Recently, Billington hosted their 10th annual Cybersecurity Summit, one of the premier cybersecurity conferences where industry leaders and government officials join together to discuss the current state of cybersecurity. Several key themes presented themselves throughout the two-day summit, including cloud, cybersecurity legislation, and DHS’s Continuous Diagnostics and Mitigation program (CDM). Kevin Cox, the program manager of CDM at CISA, and private sector experts involved in the program discussed new developments and some of the benefits of CDM.
While updating the audience on CDM, Cox teased several important updates to the program expected soon, including a new dashboard system and an algorithm that will show agencies how they’re doing with basic cybersecurity measures — the Agency-Wide Adaptive Risk Enumeration (AWARE) algorithm. Cox said that 50 federal agencies are reporting data to the federal dashboard, 74 smaller agencies are using the CDM shared services dashboard, and 31 agencies are reporting AWARE scores.
CDM has largely been a success throughout the federal government. According to a recent MeriTalk report, 85% of federal and industry stakeholders said that CDM has improved federal cybersecurity, with its most helpful capability being the increased visibility about the federal government’s cybersecurity posture. Now the program should move ahead on a cloud initiative, as federal agencies and organizations have been moving to cloud for some time, and many are in multi- or hybrid-cloud environments.
Cox noted that the program office would begin to address cloud security, specifically, “work[ing] with the DHS team, agencies, system integrators, and DHS Cybersecurity Division partners to determine the right approach and scope for a cloud security proof of concept.”
Another speaker at Billington, McAfee SVP and CTO Steve Grobman, took part in a panel devoted to cloud security. The conversation focused on the differences between traditional computing and cloud computing, current cybersecurity issues, and how policy can change that landscape.
“Cloud has given us the ability to redefine the security architecture,” said Grobman. “Although we can secure our environment using a lot of new capabilities, we need to recognize that the scale that cloud operates and that the issues are going to be bigger.”
Moving applications and infrastructure to the cloud securely is something government agencies need to prioritize, and programs like CDM should give the workforce and federal agencies the tools they need to make this important transition.
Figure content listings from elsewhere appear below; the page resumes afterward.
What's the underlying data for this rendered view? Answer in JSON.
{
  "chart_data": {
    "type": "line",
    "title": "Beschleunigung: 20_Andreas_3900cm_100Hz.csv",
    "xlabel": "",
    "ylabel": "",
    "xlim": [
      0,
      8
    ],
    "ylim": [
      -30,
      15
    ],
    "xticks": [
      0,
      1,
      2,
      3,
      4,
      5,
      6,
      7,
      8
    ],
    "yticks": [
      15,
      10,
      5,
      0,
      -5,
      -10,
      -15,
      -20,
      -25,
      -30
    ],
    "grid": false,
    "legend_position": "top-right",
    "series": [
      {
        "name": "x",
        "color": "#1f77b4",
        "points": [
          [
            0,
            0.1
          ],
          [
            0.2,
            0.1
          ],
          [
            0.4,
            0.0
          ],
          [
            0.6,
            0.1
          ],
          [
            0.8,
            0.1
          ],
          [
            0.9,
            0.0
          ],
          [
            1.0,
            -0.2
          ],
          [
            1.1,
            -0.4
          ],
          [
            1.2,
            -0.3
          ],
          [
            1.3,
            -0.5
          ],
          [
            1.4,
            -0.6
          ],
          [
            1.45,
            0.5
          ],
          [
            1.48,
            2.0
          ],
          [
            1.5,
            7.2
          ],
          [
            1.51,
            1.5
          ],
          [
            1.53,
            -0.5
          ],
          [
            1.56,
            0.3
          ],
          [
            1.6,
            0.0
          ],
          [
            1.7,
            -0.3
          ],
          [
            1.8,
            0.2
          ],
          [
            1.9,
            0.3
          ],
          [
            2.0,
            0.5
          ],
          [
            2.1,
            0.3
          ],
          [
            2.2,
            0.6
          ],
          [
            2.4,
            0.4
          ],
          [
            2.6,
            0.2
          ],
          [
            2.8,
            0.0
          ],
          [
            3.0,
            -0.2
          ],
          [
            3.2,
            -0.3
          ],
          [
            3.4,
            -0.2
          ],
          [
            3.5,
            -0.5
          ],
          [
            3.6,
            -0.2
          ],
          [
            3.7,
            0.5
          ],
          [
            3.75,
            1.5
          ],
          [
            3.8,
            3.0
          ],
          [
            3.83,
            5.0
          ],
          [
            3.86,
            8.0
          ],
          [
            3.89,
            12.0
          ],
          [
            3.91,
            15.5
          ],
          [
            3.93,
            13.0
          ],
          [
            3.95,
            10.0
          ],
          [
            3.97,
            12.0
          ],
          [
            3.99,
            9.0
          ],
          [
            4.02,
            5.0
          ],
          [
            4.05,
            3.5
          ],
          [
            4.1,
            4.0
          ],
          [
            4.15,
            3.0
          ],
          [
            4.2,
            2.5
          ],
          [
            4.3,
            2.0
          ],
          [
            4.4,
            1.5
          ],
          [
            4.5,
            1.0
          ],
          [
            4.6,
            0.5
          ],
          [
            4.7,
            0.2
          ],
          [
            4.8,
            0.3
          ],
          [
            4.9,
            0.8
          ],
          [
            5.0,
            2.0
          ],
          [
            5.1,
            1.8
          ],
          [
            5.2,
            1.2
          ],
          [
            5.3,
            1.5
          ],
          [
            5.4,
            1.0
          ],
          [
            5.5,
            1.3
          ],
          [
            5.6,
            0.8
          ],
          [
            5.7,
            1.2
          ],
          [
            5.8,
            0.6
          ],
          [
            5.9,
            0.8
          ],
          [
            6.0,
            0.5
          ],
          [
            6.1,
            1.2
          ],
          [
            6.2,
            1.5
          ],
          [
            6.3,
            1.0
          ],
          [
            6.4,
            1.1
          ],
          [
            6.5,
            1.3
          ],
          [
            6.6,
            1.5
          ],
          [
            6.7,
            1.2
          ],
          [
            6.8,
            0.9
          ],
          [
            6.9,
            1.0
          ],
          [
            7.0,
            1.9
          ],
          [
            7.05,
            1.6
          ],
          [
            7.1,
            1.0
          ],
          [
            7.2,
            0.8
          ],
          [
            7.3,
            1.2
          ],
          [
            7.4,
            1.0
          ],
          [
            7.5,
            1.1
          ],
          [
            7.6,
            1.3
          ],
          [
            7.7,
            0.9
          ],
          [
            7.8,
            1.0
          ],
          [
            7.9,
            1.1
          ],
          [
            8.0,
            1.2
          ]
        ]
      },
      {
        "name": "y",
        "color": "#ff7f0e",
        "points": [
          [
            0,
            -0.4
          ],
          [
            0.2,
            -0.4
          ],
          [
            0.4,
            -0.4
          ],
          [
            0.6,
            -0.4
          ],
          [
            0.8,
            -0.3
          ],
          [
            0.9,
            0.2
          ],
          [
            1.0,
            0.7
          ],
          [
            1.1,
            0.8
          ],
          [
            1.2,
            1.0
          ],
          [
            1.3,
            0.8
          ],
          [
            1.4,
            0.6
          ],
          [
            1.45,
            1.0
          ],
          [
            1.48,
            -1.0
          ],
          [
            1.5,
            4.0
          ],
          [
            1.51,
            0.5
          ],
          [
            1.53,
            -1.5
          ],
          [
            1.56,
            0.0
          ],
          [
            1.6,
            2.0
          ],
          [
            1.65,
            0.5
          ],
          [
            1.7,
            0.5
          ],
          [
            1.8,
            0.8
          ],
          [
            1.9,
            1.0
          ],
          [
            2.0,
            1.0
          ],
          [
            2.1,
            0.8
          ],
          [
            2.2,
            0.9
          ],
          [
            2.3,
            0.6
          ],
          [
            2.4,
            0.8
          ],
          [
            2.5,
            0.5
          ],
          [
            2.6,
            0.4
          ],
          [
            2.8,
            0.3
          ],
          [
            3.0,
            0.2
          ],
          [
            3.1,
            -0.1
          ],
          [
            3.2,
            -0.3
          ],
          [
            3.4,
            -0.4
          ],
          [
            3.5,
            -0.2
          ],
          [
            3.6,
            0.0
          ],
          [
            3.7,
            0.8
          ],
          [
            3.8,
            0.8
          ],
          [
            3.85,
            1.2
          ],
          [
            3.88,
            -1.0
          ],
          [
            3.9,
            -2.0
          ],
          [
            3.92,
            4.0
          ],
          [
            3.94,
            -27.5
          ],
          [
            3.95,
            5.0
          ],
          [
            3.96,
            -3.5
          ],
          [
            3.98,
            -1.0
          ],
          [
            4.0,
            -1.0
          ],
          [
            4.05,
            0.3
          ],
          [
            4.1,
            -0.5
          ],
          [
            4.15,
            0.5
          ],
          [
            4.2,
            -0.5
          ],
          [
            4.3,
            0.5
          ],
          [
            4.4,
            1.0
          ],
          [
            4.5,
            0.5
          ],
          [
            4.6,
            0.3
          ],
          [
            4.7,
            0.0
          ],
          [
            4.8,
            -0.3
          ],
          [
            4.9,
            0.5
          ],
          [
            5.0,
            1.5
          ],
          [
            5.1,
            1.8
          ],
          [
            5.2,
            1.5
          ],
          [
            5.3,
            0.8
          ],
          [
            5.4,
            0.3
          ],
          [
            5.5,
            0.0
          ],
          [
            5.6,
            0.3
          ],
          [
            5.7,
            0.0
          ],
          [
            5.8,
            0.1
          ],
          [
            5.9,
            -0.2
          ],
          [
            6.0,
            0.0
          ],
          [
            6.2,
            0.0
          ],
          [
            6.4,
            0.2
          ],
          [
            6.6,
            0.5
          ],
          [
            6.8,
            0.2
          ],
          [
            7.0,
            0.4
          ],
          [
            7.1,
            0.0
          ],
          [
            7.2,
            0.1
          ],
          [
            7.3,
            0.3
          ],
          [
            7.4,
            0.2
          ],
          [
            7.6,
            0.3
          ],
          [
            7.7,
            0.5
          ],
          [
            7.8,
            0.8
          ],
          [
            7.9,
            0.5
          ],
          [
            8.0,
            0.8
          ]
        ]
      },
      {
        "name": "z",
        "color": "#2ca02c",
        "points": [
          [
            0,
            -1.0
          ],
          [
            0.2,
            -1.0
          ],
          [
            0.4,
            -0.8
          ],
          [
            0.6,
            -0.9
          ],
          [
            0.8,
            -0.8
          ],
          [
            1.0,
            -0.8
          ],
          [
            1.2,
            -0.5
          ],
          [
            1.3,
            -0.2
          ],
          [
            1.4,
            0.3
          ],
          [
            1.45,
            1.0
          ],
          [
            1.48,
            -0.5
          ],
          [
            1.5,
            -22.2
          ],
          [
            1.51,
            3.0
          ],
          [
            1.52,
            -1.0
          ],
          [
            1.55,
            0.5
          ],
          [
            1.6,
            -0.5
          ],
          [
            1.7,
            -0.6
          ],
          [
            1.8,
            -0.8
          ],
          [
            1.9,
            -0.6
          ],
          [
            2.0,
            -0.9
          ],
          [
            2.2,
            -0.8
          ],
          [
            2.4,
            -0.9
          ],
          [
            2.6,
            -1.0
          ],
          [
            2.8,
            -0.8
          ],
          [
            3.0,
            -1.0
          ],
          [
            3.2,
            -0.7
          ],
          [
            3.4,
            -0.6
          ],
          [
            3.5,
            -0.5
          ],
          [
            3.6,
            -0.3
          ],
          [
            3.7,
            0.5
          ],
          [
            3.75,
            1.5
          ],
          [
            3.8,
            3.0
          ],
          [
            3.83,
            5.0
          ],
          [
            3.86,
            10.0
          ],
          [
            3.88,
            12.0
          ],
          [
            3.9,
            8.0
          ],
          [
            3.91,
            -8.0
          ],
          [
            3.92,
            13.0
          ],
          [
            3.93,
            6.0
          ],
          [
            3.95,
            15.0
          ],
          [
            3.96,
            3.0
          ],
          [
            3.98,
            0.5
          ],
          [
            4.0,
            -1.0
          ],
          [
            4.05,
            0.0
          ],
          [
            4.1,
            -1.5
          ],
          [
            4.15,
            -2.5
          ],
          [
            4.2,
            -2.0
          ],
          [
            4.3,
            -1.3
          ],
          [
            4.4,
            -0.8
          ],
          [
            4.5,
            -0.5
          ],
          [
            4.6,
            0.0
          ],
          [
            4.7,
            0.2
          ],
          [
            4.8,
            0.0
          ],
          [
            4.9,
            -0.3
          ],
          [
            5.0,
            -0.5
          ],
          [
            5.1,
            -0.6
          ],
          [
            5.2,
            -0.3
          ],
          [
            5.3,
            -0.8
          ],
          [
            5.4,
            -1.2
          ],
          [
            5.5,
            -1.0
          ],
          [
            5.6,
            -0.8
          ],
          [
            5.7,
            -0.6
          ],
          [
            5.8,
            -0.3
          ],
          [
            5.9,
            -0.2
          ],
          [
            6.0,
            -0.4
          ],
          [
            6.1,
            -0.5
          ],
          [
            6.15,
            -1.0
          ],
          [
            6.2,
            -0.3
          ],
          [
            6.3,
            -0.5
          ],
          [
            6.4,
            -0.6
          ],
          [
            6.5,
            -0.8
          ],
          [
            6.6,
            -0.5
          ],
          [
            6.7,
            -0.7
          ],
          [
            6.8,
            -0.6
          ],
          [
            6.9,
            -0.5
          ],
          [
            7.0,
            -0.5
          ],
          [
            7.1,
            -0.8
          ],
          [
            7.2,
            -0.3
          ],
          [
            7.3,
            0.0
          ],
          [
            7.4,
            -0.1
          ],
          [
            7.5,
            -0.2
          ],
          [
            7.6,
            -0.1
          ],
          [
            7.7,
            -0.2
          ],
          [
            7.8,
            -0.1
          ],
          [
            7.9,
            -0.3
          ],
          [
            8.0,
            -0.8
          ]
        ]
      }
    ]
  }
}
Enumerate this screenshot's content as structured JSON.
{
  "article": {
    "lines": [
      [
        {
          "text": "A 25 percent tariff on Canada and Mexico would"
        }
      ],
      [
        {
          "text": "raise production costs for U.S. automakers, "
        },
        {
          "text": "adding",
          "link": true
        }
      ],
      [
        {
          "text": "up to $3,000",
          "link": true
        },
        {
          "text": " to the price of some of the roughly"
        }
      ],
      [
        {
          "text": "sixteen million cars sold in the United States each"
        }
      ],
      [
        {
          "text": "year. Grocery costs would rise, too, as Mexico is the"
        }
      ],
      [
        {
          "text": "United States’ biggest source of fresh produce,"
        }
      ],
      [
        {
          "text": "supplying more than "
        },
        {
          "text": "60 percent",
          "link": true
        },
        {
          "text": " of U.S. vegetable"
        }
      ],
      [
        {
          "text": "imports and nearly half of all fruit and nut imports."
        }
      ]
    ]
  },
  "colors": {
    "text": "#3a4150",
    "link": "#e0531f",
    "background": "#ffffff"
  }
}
McAfee is working with federal, state and local governments to adopt cloud capabilities to better detect threats and establish procedures to work through how to recover.
Supporting CDM has been one of McAfee’s highest priorities for the past 10 years. We designed several products specifically to meet CDM requirements, and we remain committed to making the aims of CDM a reality both today and well into the future. We also appreciate that organizations such as Billington continue to advance the conversation on important topics like both CDM and cloud security. and look forward to assisting our federal partners on both.